1= partner always takes his or her parents suggestions over mine

2= partner always agrees with his or her parents but acquiesces to my point of view if different

3= partner is overly influenced by his or her parents suggestions but discusses decisions to be made with me before coming to a conclusion

4= partner always opposes his or her parents suggestions

5= I feel my partner and I work as a team in making decisions for ourselves.
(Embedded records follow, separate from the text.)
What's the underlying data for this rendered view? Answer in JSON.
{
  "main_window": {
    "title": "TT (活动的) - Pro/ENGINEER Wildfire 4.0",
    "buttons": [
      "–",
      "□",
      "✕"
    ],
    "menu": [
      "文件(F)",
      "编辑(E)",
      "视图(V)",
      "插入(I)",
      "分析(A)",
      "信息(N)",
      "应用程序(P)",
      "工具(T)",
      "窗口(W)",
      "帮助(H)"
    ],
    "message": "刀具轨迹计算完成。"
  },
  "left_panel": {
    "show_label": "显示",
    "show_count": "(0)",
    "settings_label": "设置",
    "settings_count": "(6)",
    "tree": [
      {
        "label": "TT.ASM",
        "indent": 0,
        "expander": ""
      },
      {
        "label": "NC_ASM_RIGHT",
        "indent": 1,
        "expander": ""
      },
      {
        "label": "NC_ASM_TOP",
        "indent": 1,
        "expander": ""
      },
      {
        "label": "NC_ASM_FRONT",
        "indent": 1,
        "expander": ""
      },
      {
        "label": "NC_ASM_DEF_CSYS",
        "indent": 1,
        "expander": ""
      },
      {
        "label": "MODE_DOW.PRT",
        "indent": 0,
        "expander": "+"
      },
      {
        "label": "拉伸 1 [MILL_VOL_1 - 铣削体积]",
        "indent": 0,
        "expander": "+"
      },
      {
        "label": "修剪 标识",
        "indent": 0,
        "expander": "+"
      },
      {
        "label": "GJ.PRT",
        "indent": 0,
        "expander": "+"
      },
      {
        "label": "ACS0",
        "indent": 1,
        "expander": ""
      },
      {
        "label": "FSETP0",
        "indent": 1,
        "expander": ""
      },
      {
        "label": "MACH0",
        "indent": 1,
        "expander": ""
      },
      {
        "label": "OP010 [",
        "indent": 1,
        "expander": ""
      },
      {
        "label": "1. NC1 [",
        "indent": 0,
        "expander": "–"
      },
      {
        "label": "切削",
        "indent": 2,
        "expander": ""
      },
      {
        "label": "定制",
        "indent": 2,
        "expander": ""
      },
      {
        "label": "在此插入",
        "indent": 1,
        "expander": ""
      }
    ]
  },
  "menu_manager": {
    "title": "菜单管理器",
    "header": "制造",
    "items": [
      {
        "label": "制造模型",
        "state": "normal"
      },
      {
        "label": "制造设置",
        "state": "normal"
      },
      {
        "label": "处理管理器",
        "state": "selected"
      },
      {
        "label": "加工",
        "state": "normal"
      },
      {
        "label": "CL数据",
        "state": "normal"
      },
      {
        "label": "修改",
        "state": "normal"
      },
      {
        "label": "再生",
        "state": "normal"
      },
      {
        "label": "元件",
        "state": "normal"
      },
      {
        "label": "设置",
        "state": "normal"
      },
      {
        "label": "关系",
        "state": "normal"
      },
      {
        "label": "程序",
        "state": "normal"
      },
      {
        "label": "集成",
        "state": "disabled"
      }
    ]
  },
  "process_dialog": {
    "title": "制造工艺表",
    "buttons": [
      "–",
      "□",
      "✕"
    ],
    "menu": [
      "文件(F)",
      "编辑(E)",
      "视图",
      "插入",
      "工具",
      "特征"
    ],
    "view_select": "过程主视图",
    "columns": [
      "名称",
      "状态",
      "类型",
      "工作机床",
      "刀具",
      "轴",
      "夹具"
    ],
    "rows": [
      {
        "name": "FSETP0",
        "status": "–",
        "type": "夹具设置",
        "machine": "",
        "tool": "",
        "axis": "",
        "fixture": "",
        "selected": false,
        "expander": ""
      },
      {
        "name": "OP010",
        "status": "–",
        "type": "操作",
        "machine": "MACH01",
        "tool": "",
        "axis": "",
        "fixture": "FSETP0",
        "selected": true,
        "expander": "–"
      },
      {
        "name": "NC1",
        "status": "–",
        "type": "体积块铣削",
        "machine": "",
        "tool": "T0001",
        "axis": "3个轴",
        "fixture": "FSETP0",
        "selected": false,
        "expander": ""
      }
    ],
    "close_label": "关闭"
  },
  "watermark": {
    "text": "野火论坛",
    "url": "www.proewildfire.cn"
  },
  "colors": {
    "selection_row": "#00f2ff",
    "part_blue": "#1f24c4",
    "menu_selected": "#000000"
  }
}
His or her parents' suggestions are not an issue.

1----------------2--------------3----------------4--------------5

 

3. How would you describe your relationship to your partner's parents?

1= cool and emotionally distant
2= stifling
3= overly close
4= close knit
5= comfortable and supportive

1----------------2--------------3----------------4--------------5

 

4. When disagreements occur my partner and I:

1=get angry and cannot complete discussions
2= get stuck in blaming and withdrawing from each other
3= emotionally shut down and stop talking for at least 24 hours
4= take some time apart, but are able to reconnect and talk about the disagreement within 24 hours
5= remain emotionally connected through the argument even if we continue to disagree

1----------------2--------------3----------------4--------------5

 

5. My partner and I verbally express love and appreciation versus complaints and criticism: (Which comes closest to your ratio?)
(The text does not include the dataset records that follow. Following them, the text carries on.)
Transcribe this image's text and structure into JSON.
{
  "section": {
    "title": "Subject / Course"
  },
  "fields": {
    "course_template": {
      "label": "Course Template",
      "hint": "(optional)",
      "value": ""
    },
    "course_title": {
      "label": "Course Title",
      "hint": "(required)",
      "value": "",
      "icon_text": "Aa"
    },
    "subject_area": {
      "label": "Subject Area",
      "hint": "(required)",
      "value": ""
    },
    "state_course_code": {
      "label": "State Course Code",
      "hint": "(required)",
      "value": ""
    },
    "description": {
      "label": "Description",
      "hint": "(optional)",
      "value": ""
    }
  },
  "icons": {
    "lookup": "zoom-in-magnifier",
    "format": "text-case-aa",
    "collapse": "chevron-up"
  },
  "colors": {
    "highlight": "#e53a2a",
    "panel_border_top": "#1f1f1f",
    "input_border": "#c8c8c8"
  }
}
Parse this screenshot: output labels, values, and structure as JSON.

1= 20% love and appreciation to 80% complaints and criticism
2= 50% love and appreciation to 50% complaints and criticism
3= 60% love and appreciation to 40% complaints and criticism
4= 70% love and appreciation to 30% complaints and criticism
5= 80% love and appreciation to 20% complaints and criticism

1----------------2--------------3----------------4--------------5

 

There are no right or wrong answers. Compare your answers with your partner to see how you fare at this time in the coupling stage.
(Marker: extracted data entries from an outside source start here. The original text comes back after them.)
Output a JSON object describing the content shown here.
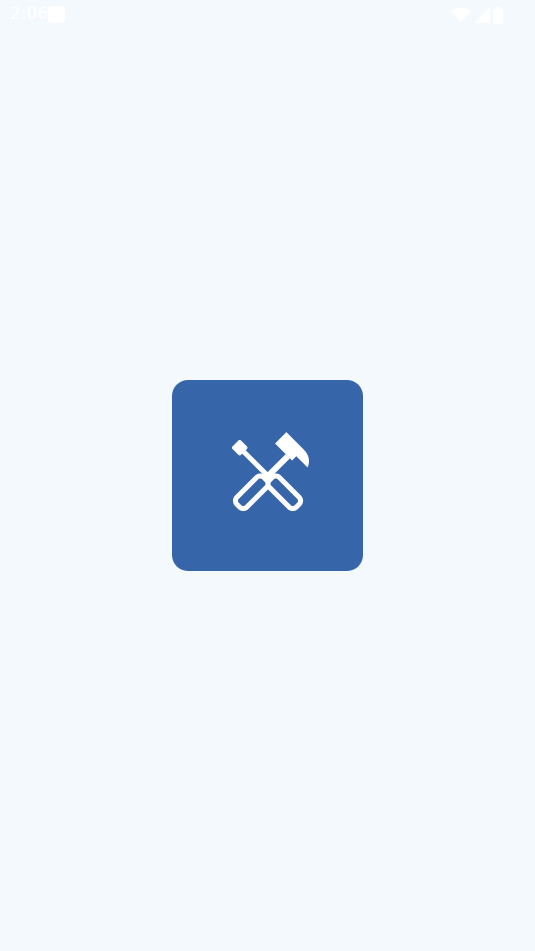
{
  "status_bar": {
    "time": "2:06",
    "icons": [
      "notification-icon",
      "wifi-icon",
      "signal-icon",
      "battery-icon"
    ]
  },
  "splash": {
    "logo_icon": "tools-icon",
    "logo_background": "#3665a9",
    "page_background": "#f4f9fe"
  }
}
Scoring: add up the numbers for your answers, then see what your score means. Compare with your partner. If your scores put you into different ranges, you have some talking to do together.  Your relationship is only as strong as your weakest score, since the lowest score represents the feelings of the most dissatisfied partner!

Score of 20-25

 

Congratulations. You are both fairly comfortable with your relationship with one another when it comes to teamwork and honoring the intimacy of your relationship. You both feel successful with making decisions and feeling appreciated by the other. There is warmth expressed and felt in your relationship. The couple's foundation is strong.

 

Score of 15-19

 

Not bad. You are having some conflict around decision-making and need to work on developing a style of interacting that makes both of you feel considered and comfortable. You love one another but sometimes experience too much stress when difficulties arise. Your relationship needs some tweaking to not be overly stressed when a child arrives on the scene.

 

Score of 5-14

 

Needs work. If you are not able to resolve conflicts and remain emotionally connected through arguments now, before having a child, your relationship will likely falter under the weight of new parental responsibilities. Work on verbalizing appreciations to be sure that your partner is feeling loved and appreciated before having a baby. And learn how to have disagreements without punishing, withdrawing or attacking your partner before becoming parents. Warm up the atmosphere between you with genuine verbal expressions of love that are not over ridden by criticisms.

 

What if my partner scored significantly differently than I did on the quiz?

 

If your questions reflect a feeling of consideration and comfort, while your partner's do not, or the reverse, look out! One of you is not in touch with reality. Your partner is 50% of the equation. Remember that it takes two to get married, but only one to file for divorce. It is not uncommon for one person, who does not feel heard by the other to be dissatisfied in a marriage, while the other person discounts their concerns, experiencing the relationship as mostly satisfactory.